The website details how climate change is altering the growing cycles, production, and availability of popular foods, with the aim of motivating people to take action against the issue. Dr. Mike Hoffmann, Carrie Koplinka-Loehr, and Dr. Danielle L. Eiseman, created this resource to expand on their new book called Our Changing Menu: Climate Change and the Foods We Love and Need to keep it current with rapidly developing climate science.

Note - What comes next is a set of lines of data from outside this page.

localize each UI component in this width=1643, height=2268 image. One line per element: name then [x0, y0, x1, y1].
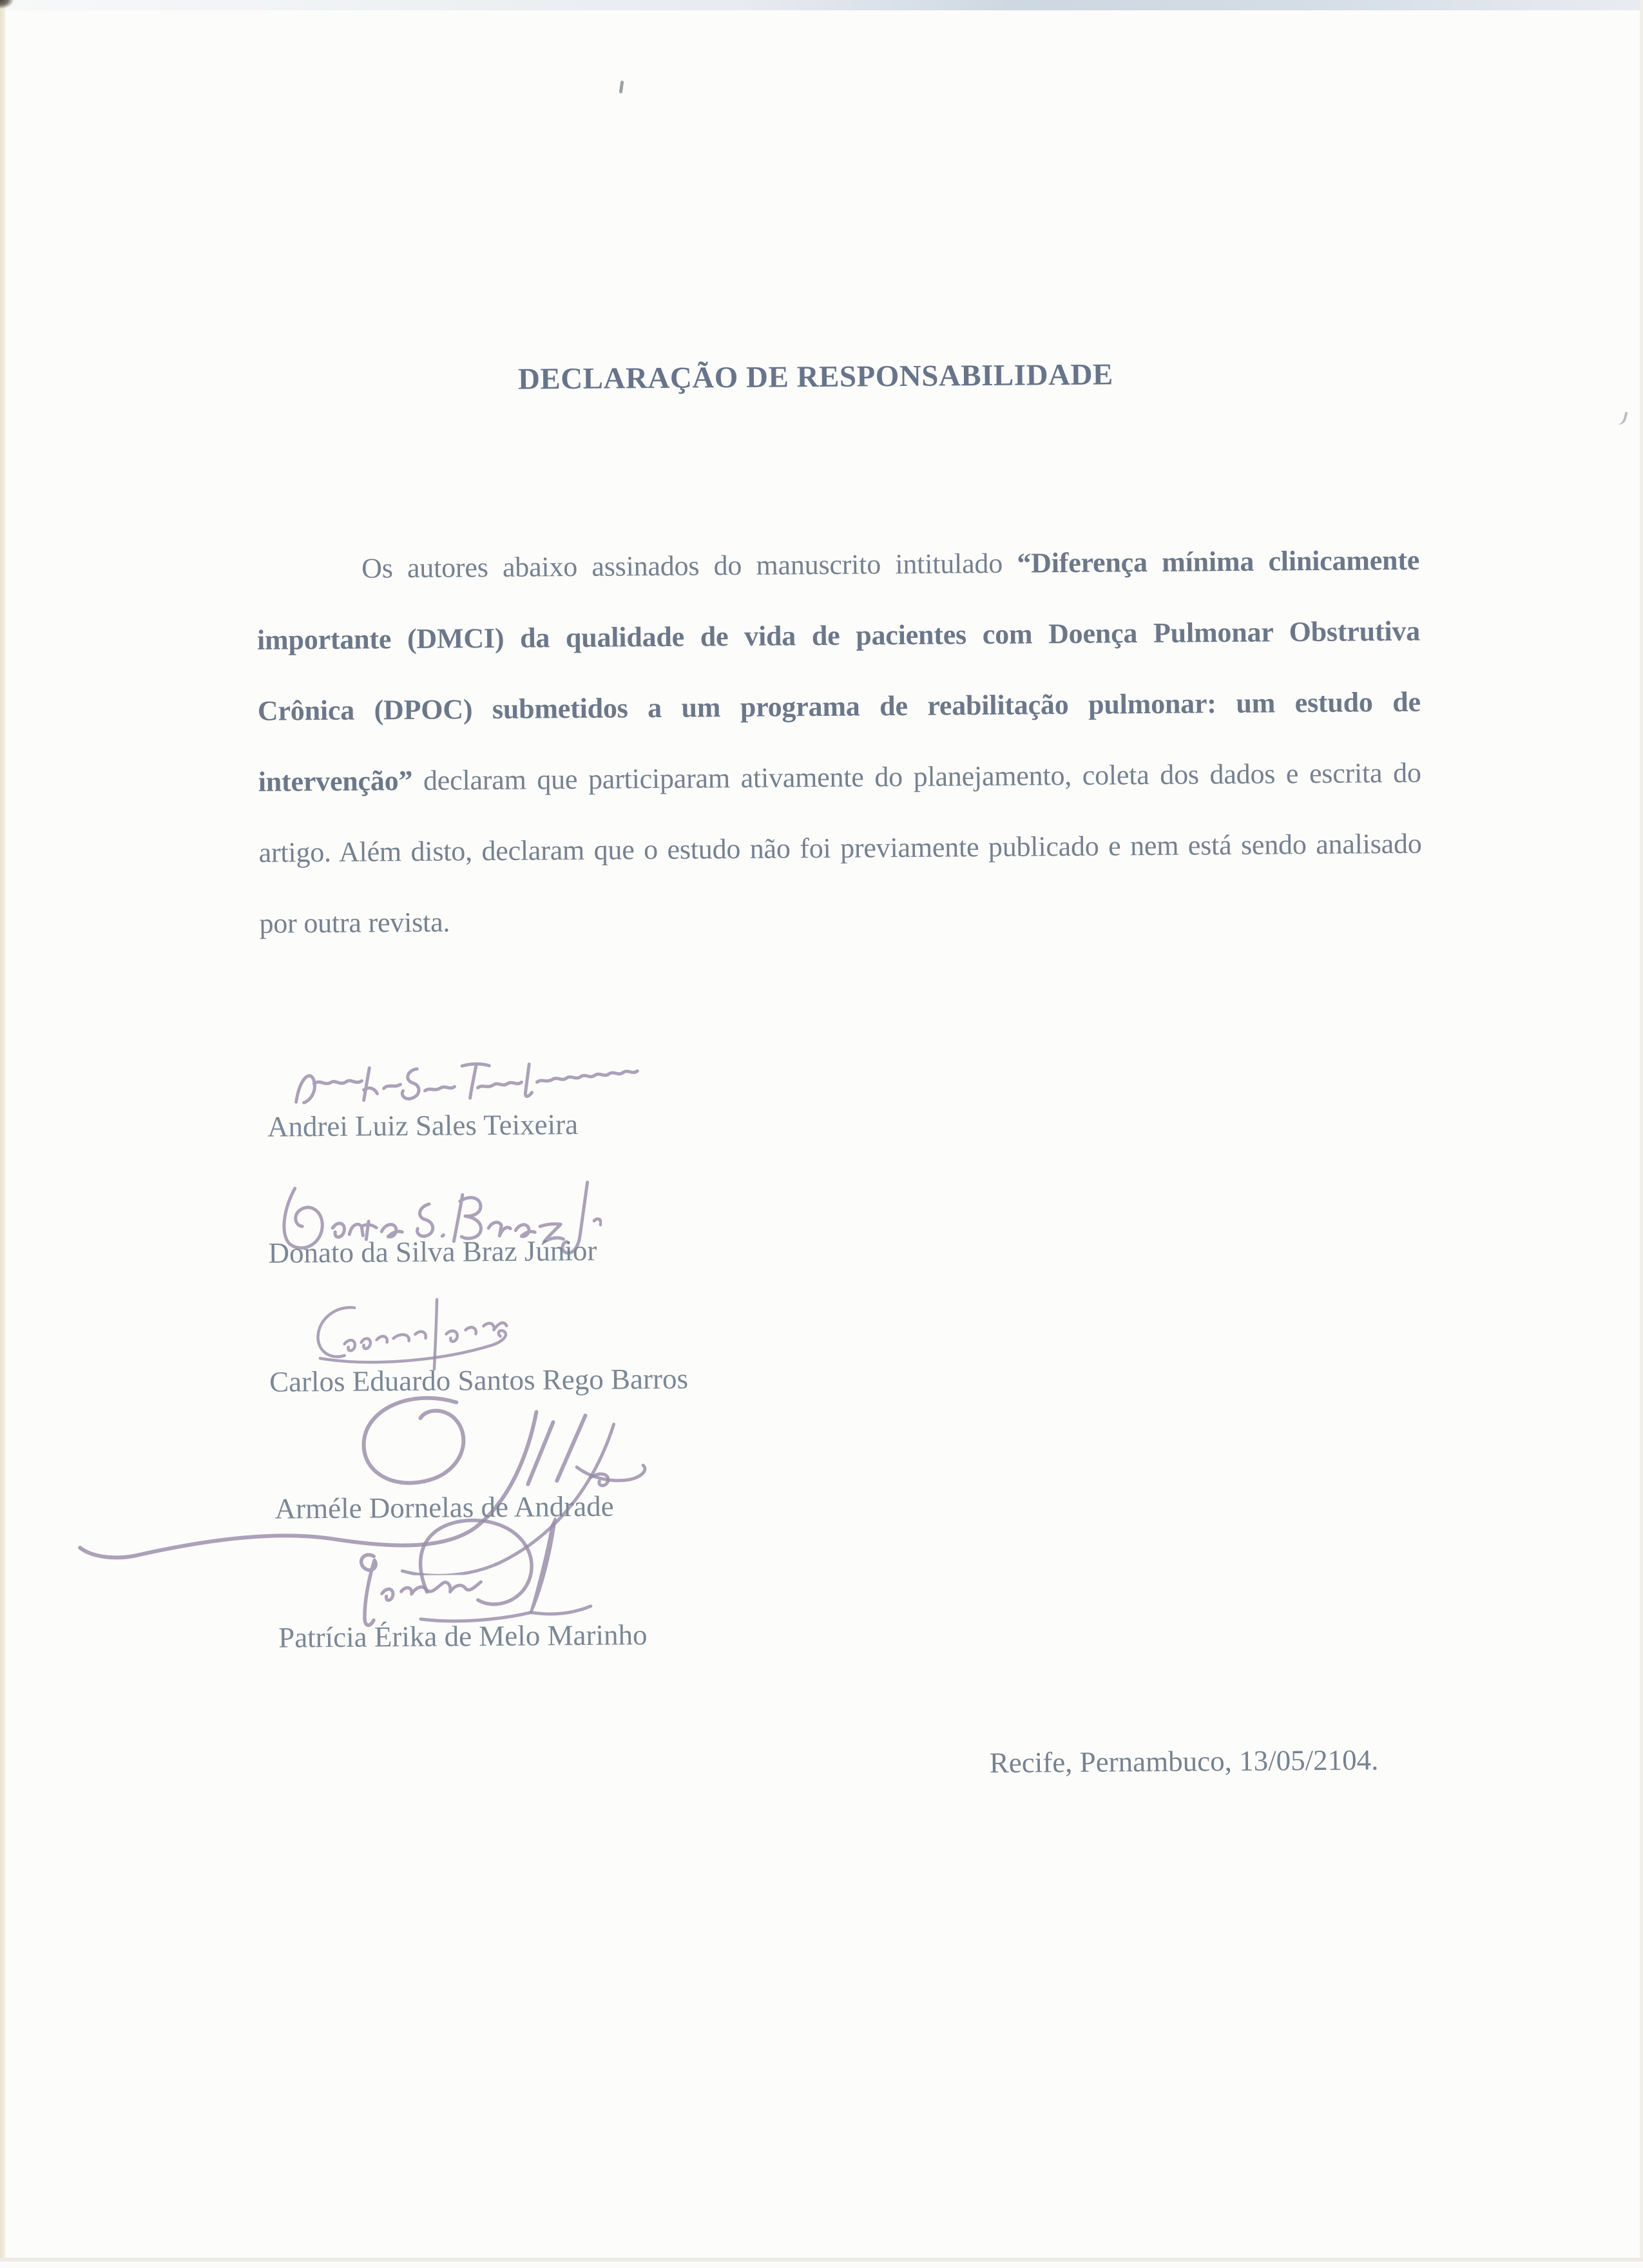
typed-name-patricia: Patrícia Érika de Melo Marinho [278, 1619, 648, 1654]
manuscript-title-bold: “Diferença mínima clinicamente importante (DMCI) da qualidade de vida de pacientes com Doença Pulmonar Obstrutiva Crônica (DPOC) submetidos a um programa de reabilitação pulmonar: um estudo de intervenção” [256, 544, 1421, 798]
signature-carlos-ink [309, 1298, 529, 1374]
scan-edge-right [1640, 0, 1643, 2262]
signature-andrei-ink [289, 1059, 651, 1113]
typed-name-donato: Donato da Silva Braz Júnior [268, 1234, 597, 1269]
signature-patricia-ink [341, 1515, 593, 1629]
scan-edge-top [0, 0, 1643, 10]
paragraph-segment-1: Os autores abaixo assinados do manuscrito intitulado [361, 547, 1017, 584]
document-title: DECLARAÇÃO DE RESPONSABILIDADE [517, 358, 1113, 396]
paragraph-segment-3: declaram que participaram ativamente do planejamento, coleta dos dados e escrita do artigo. Além disto, declaram que o estudo não foi previamente publicado e nem está sendo analisado por outra revista. [258, 756, 1422, 939]
typed-name-carlos: Carlos Eduardo Santos Rego Barros [269, 1362, 689, 1398]
typed-name-armele: Arméle Dornelas de Andrade [274, 1490, 614, 1525]
place-date: Recife, Pernambuco, 13/05/2104. [989, 1744, 1379, 1779]
scan-edge-bottom [0, 2258, 1643, 2262]
scan-edge-left [0, 0, 5, 2262]
declaration-paragraph [256, 525, 1423, 959]
typed-name-andrei: Andrei Luiz Sales Teixeira [267, 1108, 579, 1143]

Using a hypothetical menu that reflects the components of a typical meal eaten in the U.S., the website shows that as the climate changes so will the foods we eat and are available; as well as how plant-based products that include perfumes, cleaning products and textiles will be affected. Our Changing Menu also demonstrates that climate change is more than just warming temperatures; it also affects the key components of food production, including soil health, surface and sea water, and air composition. Hoffmann explains that warmer temperatures mean that pests will live longer and do more damage. Transport logistics will be complicated by barges stranded due to low water levels on shipping lanes. Weeds will become hardier as carbon dioxide (CO2) levels rise.
The authors also describe how farmers, businesses, and scientists are adapting to climate change. Developing more heat-tolerant and drought-resistant crops, using less water to reduce methane in rice cultivation, and transforming livestock waste into heat and electricity. Our Changing Menu also suggests those steps that all of us must take to reverse the impacts of Climate Change. Check it out.